At some point, you have variables, you need to substitute them, and if you substitute

early, you have very little information, if you substitute late, you may have more information.

That's what you hope for.

And the idea here is that you essentially, in the crucial step here, where you have to

substitute something, you don't actually, you substitute a variable for another.

Basically saying, oh yeah, I'll take some value y for this, and who knows what it's

going to be.

That's great, because this here doesn't have this combinatorial explosion of doing infinite

stuff.

You have to adapt to other rules here.

You have to make the witnesses we instantiated kind of depend on the three variables on later

decisions, and you have to adapt the closure rules where you actually take a substitution

that makes these two complementary literals the same.

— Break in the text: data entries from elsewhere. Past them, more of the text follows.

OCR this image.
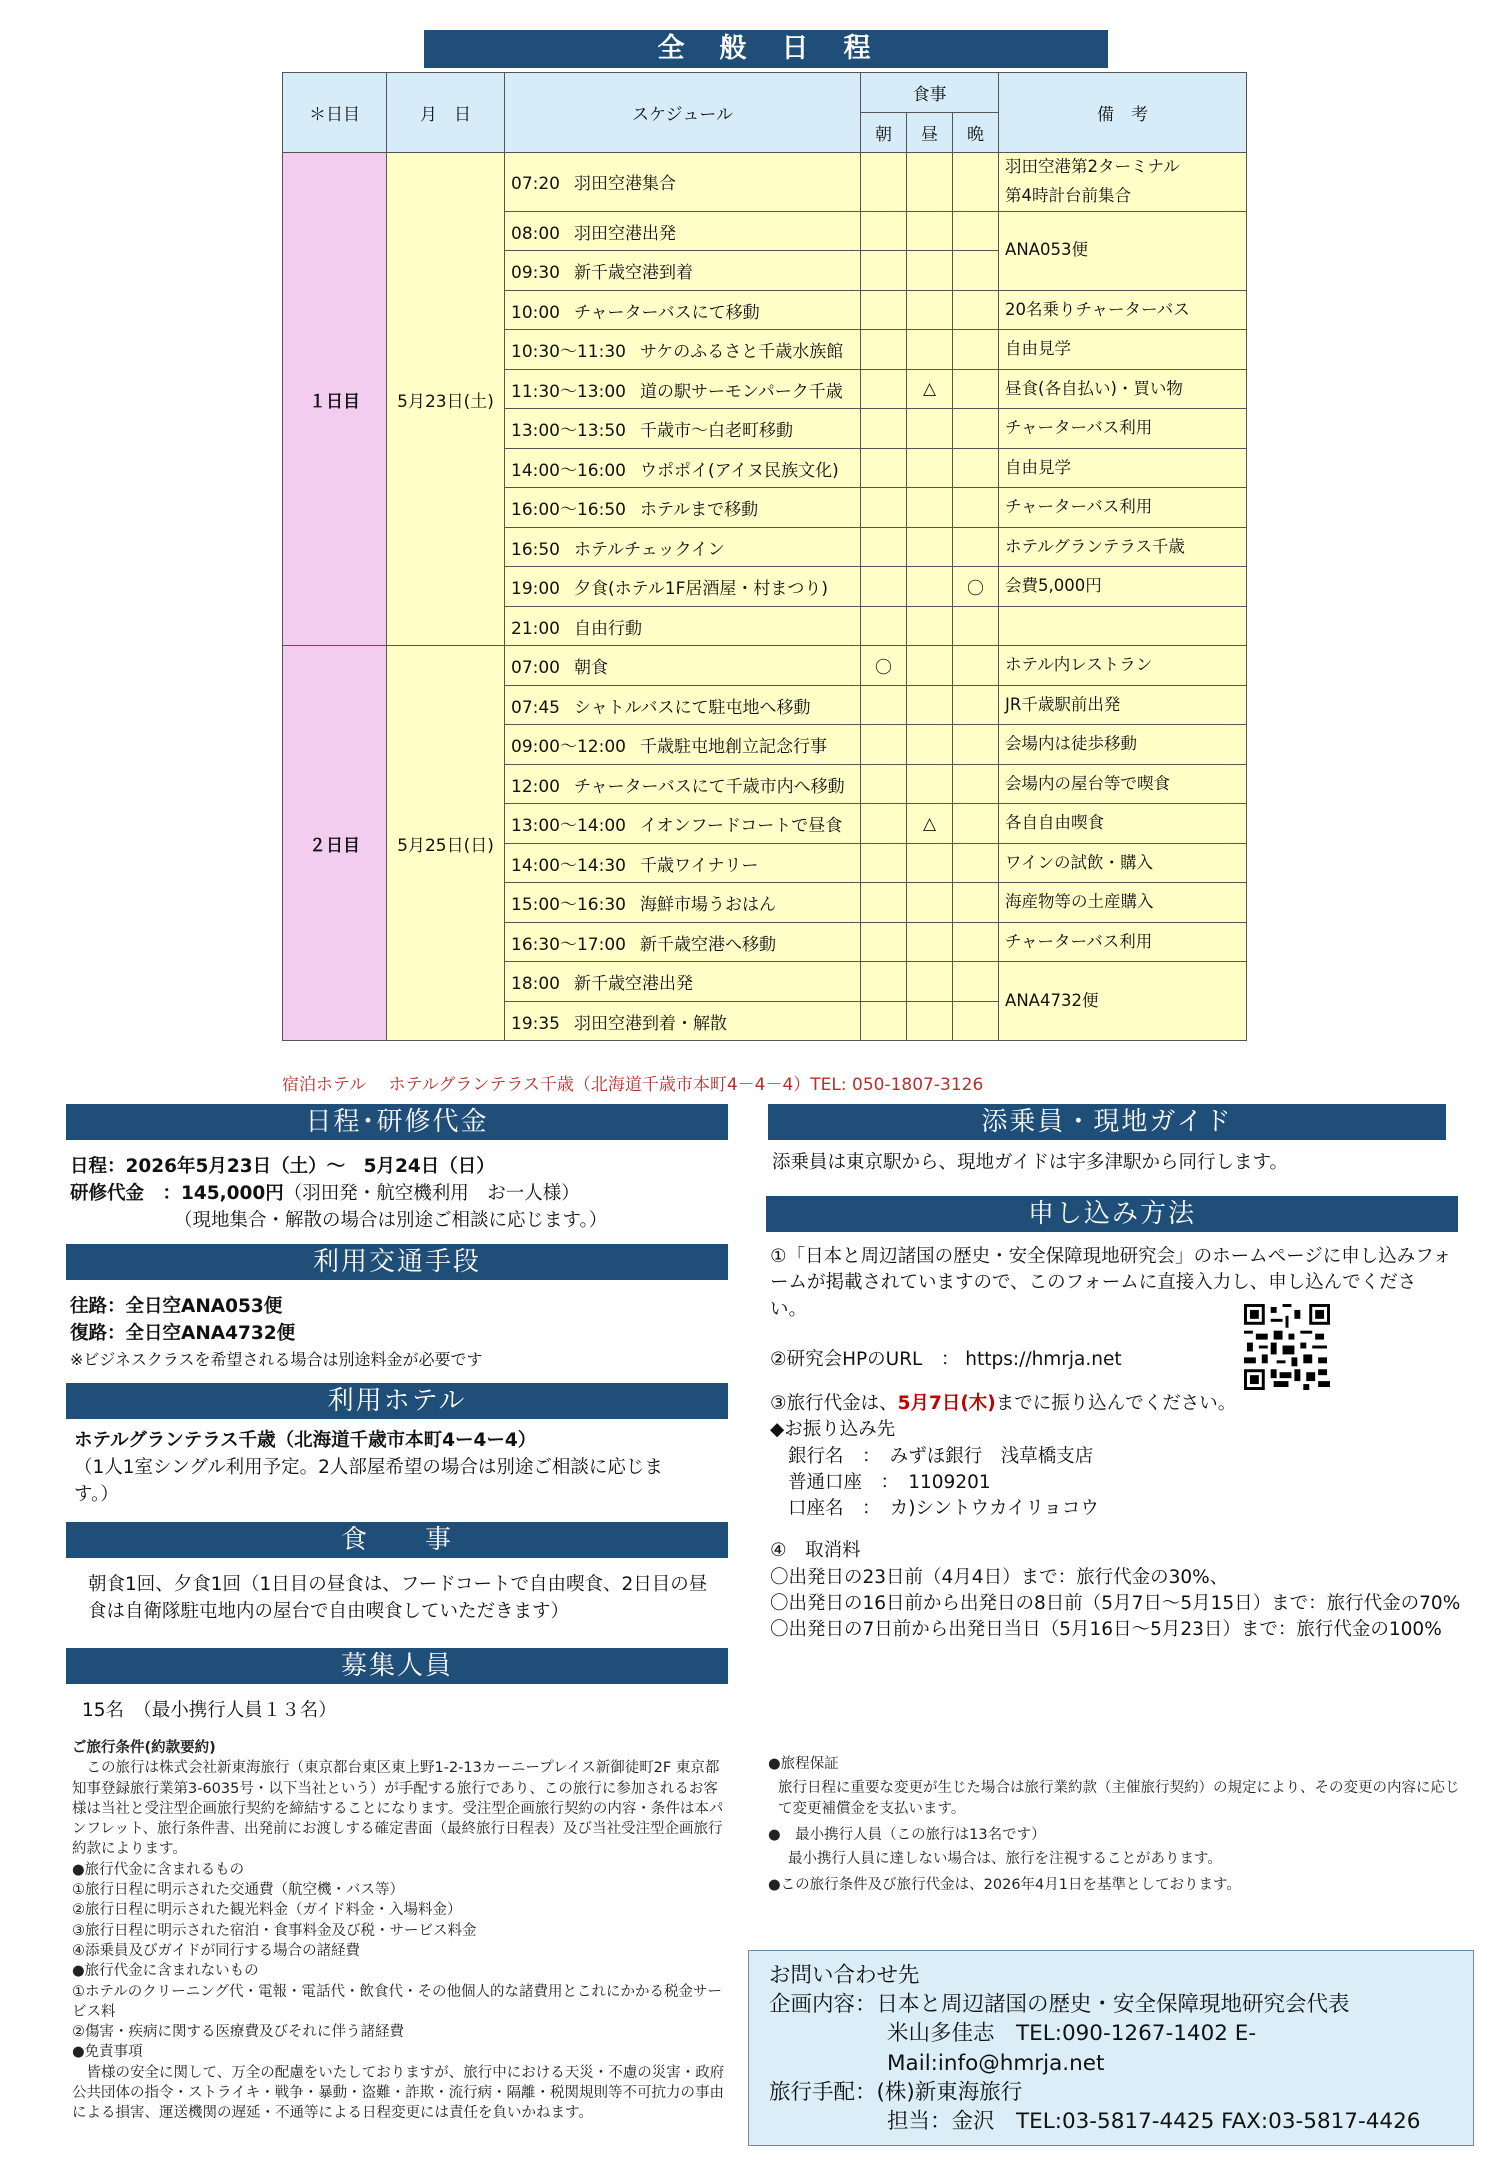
全　般　日　程
＊日目	月　日	スケジュール	食事			備　考
			朝	昼	晩	
１日目	5月23日(土)	07:20 羽田空港集合				羽田空港第2ターミナル
第4時計台前集合
		08:00 羽田空港出発				ANA053便
		09:30 新千歳空港到着				
		10:00 チャーターバスにて移動				20名乗りチャーターバス
		10:30～11:30 サケのふるさと千歳水族館				自由見学
		11:30～13:00 道の駅サーモンパーク千歳		△		昼食(各自払い)・買い物
		13:00～13:50 千歳市～白老町移動				チャーターバス利用
		14:00～16:00 ウポポイ(アイヌ民族文化)				自由見学
		16:00～16:50 ホテルまで移動				チャーターバス利用
		16:50 ホテルチェックイン				ホテルグランテラス千歳
		19:00 夕食(ホテル1F居酒屋・村まつり)			〇	会費5,000円
		21:00 自由行動				
２日目	5月25日(日)	07:00 朝食	〇			ホテル内レストラン
		07:45 シャトルバスにて駐屯地へ移動				JR千歳駅前出発
		09:00～12:00 千歳駐屯地創立記念行事				会場内は徒歩移動
		12:00 チャーターバスにて千歳市内へ移動				会場内の屋台等で喫食
		13:00～14:00 イオンフードコートで昼食		△		各自自由喫食
		14:00～14:30 千歳ワイナリー				ワインの試飲・購入
		15:00～16:30 海鮮市場うおはん				海産物等の土産購入
		16:30～17:00 新千歳空港へ移動				チャーターバス利用
		18:00 新千歳空港出発				ANA4732便
		19:35 羽田空港到着・解散				
宿泊ホテル　 ホテルグランテラス千歳（北海道千歳市本町4－4－4）TEL: 050-1807-3126
日程･研修代金
日程：2026年5月23日（土）～　5月24日（日）
研修代金　 ：145,000円（羽田発・航空機利用　お一人様）
（現地集合・解散の場合は別途ご相談に応じます。）
利用交通手段
往路：全日空ANA053便
復路：全日空ANA4732便
※ビジネスクラスを希望される場合は別途料金が必要です
利用ホテル
ホテルグランテラス千歳（北海道千歳市本町4ー4ー4）
（1人1室シングル利用予定。2人部屋希望の場合は別途ご相談に応じます。）
食　　事
朝食1回、夕食1回（1日目の昼食は、フードコートで自由喫食、2日目の昼食は自衛隊駐屯地内の屋台で自由喫食していただきます）
募集人員
15名　（最小携行人員１３名）
ご旅行条件(約款要約)
この旅行は株式会社新東海旅行（東京都台東区東上野1-2-13カーニープレイス新御徒町2F 東京都知事登録旅行業第3-6035号・以下当社という）が手配する旅行であり、この旅行に参加されるお客様は当社と受注型企画旅行契約を締結することになります。受注型企画旅行契約の内容・条件は本パンフレット、旅行条件書、出発前にお渡しする確定書面（最終旅行日程表）及び当社受注型企画旅行約款によります。
●旅行代金に含まれるもの
①旅行日程に明示された交通費（航空機・バス等）
②旅行日程に明示された観光料金（ガイド料金・入場料金）
③旅行日程に明示された宿泊・食事料金及び税・サービス料金
④添乗員及びガイドが同行する場合の諸経費
●旅行代金に含まれないもの
①ホテルのクリーニング代・電報・電話代・飲食代・その他個人的な諸費用とこれにかかる税金サービス料
②傷害・疾病に関する医療費及びそれに伴う諸経費
●免責事項
皆様の安全に関して、万全の配慮をいたしておりますが、旅行中における天災・不慮の災害・政府公共団体の指令・ストライキ・戦争・暴動・盗難・詐欺・流行病・隔離・税関規則等不可抗力の事由による損害、運送機関の遅延・不通等による日程変更には責任を負いかねます。
添乗員・現地ガイド
添乗員は東京駅から、現地ガイドは宇多津駅から同行します。
申し込み方法
①「日本と周辺諸国の歴史・安全保障現地研究会」のホームページに申し込みフォームが掲載されていますので、このフォームに直接入力し、申し込んでください。
②研究会HPのURL　： https://hmrja.net
③旅行代金は、5月7日(木)までに振り込んでください。
◆お振り込み先
銀行名　：　みずほ銀行　浅草橋支店
普通口座　：　1109201
口座名　：　カ)シントウカイリョコウ
④　取消料
〇出発日の23日前（4月4日）まで：旅行代金の30%、
〇出発日の16日前から出発日の8日前（5月7日～5月15日）まで：旅行代金の70%
〇出発日の7日前から出発日当日（5月16日～5月23日）まで：旅行代金の100%
●旅程保証
旅行日程に重要な変更が生じた場合は旅行業約款（主催旅行契約）の規定により、その変更の内容に応じて変更補償金を支払います。
●　最小携行人員（この旅行は13名です）
最小携行人員に達しない場合は、旅行を注視することがあります。
●この旅行条件及び旅行代金は、2026年4月1日を基準としております。
お問い合わせ先
企画内容：日本と周辺諸国の歴史・安全保障現地研究会代表
米山多佳志　TEL:090-1267-1402 E-Mail:info@hmrja.net
旅行手配：(株)新東海旅行
担当：金沢　TEL:03-5817-4425 FAX:03-5817-4426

And as we're going to see today, this here is something that is algorithmic.

This subproblem is, you can actually do algorithmically.

And that is a very, that's called unification, and unification is one of the basic CS algorithms.

And we understand it very well.

And it's at work in many things.

Right.

We looked at an example which revealed that even though in this rule we don't have immediate

infinite branching, but still we have to allow ourselves to apply this rule multiple times.

Okay.

So we're delaying choice, but we still have to choose how many times we're going to apply

this rule.

And that was kind of the idea here of this proof, which you can already see, right, P

of A or P of B implies there is an X, P of X.

Right.

Obviously.

Right.

Peter loves Mary or John loves Mary implies that somebody loves Mary.

Okay.

And there are kind of two cases why this could be true.

One is that it's Peter and one is that it's John.

And we have to kind of, that's the behavior we're expecting from that proof.

And we're getting that here in these two branches of the tableau, one of which we can close

right away, which puts us into the problem that after we've instantiated the whole tableau

with A for Y, which is by the way, a very important thing that is easily forgotten.

If you forget this, and I think in all of the final exams, two so far, and there's been

a tableau where you had to not forget that you're instantiating in this case, all the

Y's by A, giving you this thing here, right.

So we're here, we're stuck.

We don't have any literal up here that is complementary and that we can make complementary

to P of B.

Okay.

So what we need to do is we need to apply the rule here a second time, which gives me

a P of Z.

We have a P of B, P of Z, true and false.